Subprime Mortgage Lender Gets Its Day in Court
The economic fallout from the collapsed housing market has already begun to show itself, but the legal issues have hardly begun to emerge. New Century Financial Corp, which was once the nation's second-largest subprime lender, filed bankruptcy last year. NPR reports that a court-appointed examiner of New Century's bankruptcy case has brought to light appalling (and possibly criminal) business practices.
The 500-page report apparently details New Century's operational methods during the peak of the housing boom and goes so far as to suggest that the company's lending practices show the credit crisis in its embryonic form - that is, New Century's business practices constitute the basis of why the economy is suffering so much.
So what did New Century do?
Besides all the usual risky lender strategies that were typical of subprime lenders during the boom period (failing to verify borrower income, requiring no down payment, offering inappropriate loans, etc.), New Century allegedly engineered a shocking deal with investment banks.
According to the examiner's report, New Century had an arrangement with certain investment banks that allowed those banks to reject no more than 2.5% of the loans New Century originated. After being purchased by investment banks, loans were pooled, packaged and sold to investors on Wall Street.
It seems that, throughout the lending and investing process, players ignored the built-in protections meant to ensure that investors buy quality loans.
One woman formerly employed as a mortgage quality checker for a firm that sold loans to investment banks spoke to NPR about her experiences during the subprime lending boom. Though she rejected many loans because of insufficient income, a lack of income verification and other risk factors, her supervisors apparently overrode her decisions about 75% of the time, allowing the bad loans to enter the market en masse.

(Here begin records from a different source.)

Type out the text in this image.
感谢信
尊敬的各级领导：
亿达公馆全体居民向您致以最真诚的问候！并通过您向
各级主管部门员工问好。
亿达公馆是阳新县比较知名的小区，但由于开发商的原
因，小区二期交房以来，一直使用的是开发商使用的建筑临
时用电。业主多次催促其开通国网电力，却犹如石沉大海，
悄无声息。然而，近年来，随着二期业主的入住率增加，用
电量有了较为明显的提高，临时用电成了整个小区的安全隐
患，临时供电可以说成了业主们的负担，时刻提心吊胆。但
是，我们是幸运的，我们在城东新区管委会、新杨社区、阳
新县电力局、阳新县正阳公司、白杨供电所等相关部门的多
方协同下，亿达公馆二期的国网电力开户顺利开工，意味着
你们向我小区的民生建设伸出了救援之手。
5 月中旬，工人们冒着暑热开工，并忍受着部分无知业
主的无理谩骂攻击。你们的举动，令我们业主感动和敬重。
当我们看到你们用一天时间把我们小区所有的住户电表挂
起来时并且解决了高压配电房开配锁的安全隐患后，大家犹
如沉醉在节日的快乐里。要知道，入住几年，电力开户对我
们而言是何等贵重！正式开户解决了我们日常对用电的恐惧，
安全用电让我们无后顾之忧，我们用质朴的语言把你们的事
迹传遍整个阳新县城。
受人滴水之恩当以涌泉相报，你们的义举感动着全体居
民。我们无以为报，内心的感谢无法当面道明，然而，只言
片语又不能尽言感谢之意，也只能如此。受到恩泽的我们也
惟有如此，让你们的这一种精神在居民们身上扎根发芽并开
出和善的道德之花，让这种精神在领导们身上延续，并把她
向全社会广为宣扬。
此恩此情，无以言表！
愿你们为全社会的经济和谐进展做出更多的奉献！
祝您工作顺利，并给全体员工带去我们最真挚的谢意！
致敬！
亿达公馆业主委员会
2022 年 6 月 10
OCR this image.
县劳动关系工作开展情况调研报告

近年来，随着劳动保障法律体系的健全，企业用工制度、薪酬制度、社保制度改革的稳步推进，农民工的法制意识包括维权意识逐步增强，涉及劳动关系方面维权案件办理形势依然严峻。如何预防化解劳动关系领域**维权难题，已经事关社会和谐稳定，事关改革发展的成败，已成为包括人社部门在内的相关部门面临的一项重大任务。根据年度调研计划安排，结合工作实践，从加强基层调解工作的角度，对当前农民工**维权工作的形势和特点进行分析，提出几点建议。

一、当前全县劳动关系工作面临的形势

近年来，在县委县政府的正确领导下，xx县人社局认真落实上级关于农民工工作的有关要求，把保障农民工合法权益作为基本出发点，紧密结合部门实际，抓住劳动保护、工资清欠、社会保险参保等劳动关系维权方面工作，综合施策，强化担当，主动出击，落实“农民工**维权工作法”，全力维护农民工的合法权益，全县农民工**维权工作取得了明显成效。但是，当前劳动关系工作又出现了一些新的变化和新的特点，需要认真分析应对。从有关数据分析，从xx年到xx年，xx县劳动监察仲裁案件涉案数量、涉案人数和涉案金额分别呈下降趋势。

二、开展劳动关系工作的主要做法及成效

Testimony like this suggests that companies like New Century were more interested in the quantity of loans and the speed with which they could be originated, secured and sold on the secondary market than their quality.
And, according to one expert's analysis of the situation, speed would have been in the best interest of anyone who was knowingly engaging in mortgage fraud in order to earn big profits. In the short term, bad loans cannot be distinguished from good loans, meaning that as long as companies can "pass the trash," or keep selling the rotten loans to other investors, profits can be made.
But the bubble has burst: bad loans are being exposed as more and more families default on their mortgages and investors realize their investments are worthless. The New Century report showed that corruption existed throughout the company and within its privately contracted auditor, KPMG.
It seems KPMG, which was responsible for verifying the quality of New Century loans, was just as negligent in its oversight as New Century. What's more, evidence suggests that company executives were given millions of dollars in bonuses based on numbers from inaccurate accounting statements.
So what does all this mean for the companies involved?
Currently, the SEC (Securities Exchange Commission) and Department of Justice are investigating the behavior of New Century and KPMG. If evidence of fraud is found, criminal charges are likely, and all parties have the potential to be found liable for the massive financial losses plaguing the mortgage market today.